CLEARLY I’ve uncovered the need for me to code up a better process for doing these targeted blasts as it would appear they are going to be doing more and more of them. I look forward to writing that code so I don’t have to go through something like this that should have been so very elementary! * Embarrassing!*
I invite you share your approach for such a situation, A) so I can learn more from it and B) to find out if I’m really that far off anyway…
:wq!
Tbh, that’s the approach I probably would have taken – that is, start with what looks right at first glance, then test and refine until I come up with code that actually does. There’s a lot of value in not doing it entirely ‘right’ the first time – it’s a learning experience. :)

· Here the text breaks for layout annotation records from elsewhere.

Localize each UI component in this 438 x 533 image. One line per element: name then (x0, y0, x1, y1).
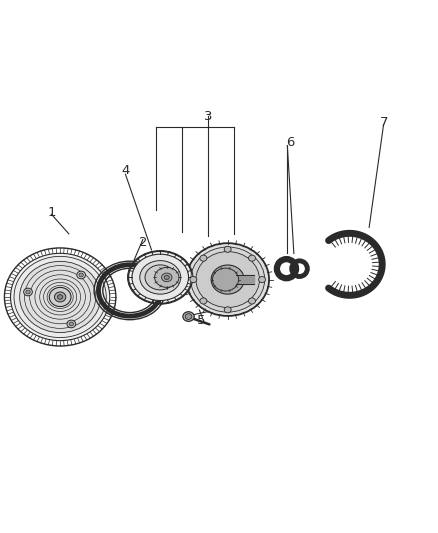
Ellipse shape (295, 264, 304, 273)
Ellipse shape (79, 273, 83, 277)
Ellipse shape (196, 252, 259, 308)
Ellipse shape (132, 254, 188, 301)
Ellipse shape (280, 263, 293, 275)
Text: 2: 2 (138, 236, 147, 249)
Ellipse shape (248, 298, 255, 304)
Ellipse shape (140, 261, 181, 294)
Ellipse shape (190, 277, 197, 282)
Ellipse shape (20, 261, 101, 333)
Ellipse shape (162, 273, 172, 281)
Ellipse shape (185, 313, 192, 319)
Text: 7: 7 (380, 116, 389, 130)
Ellipse shape (49, 287, 71, 306)
Ellipse shape (183, 312, 194, 321)
Ellipse shape (128, 252, 192, 303)
Ellipse shape (77, 271, 85, 279)
Text: 4: 4 (121, 164, 130, 177)
Ellipse shape (14, 256, 106, 337)
Text: 1: 1 (47, 206, 56, 219)
Ellipse shape (258, 277, 265, 282)
Ellipse shape (26, 290, 30, 294)
Text: 6: 6 (286, 136, 295, 149)
Text: 3: 3 (204, 110, 212, 123)
Ellipse shape (6, 249, 114, 344)
Ellipse shape (224, 246, 231, 252)
Ellipse shape (211, 265, 244, 294)
Ellipse shape (69, 322, 74, 326)
Text: 5: 5 (198, 314, 206, 327)
Ellipse shape (164, 275, 170, 279)
Ellipse shape (57, 295, 63, 299)
Ellipse shape (200, 298, 207, 304)
Ellipse shape (224, 307, 231, 313)
Ellipse shape (11, 253, 110, 341)
Ellipse shape (191, 247, 265, 312)
Ellipse shape (54, 292, 66, 302)
Ellipse shape (24, 288, 32, 296)
Ellipse shape (186, 243, 269, 316)
Ellipse shape (155, 268, 179, 287)
Ellipse shape (248, 255, 255, 261)
Ellipse shape (145, 265, 176, 290)
Ellipse shape (67, 320, 76, 328)
Ellipse shape (200, 255, 207, 261)
Ellipse shape (212, 268, 239, 291)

@Barbara — that actually makes me feel tons better. You’re always one of the people I imagine seeing some of the crap I’ve written and shuddering in disgust :)
I look at you as one of the ‘smart ones’ that I need to try and keep up with.
Uh, nice for this newbie to learn a bit about Python in the real world, but don’t we have databases and SQL to apply this kind of filtering before we fetch and process all that unwanted data?
SELECT … MINUS SELECT …
@Chris — sorry I’m just getting around to this but yes, SQL would be a way I could have done it. However only a portion of these addresses were in a database, the other portion was an excel spreadsheet. I supposed I could have imported them into a database but rarely do I opt to write SQL for one-time items such as this becasue a) I hate writing SQL, b) it helps me keep all of my skills exercised and c) I then had a re-usable script that could be used and executed should I run into it again. It would also help to cleanse that data possibly prep it for a clean import. I’d rather not use SQL to hide dirty data and instead opt to get it clean. For me DATA is KING! :) If you have to write SQL to get around dirty data — I feel — you’re doing it wrong.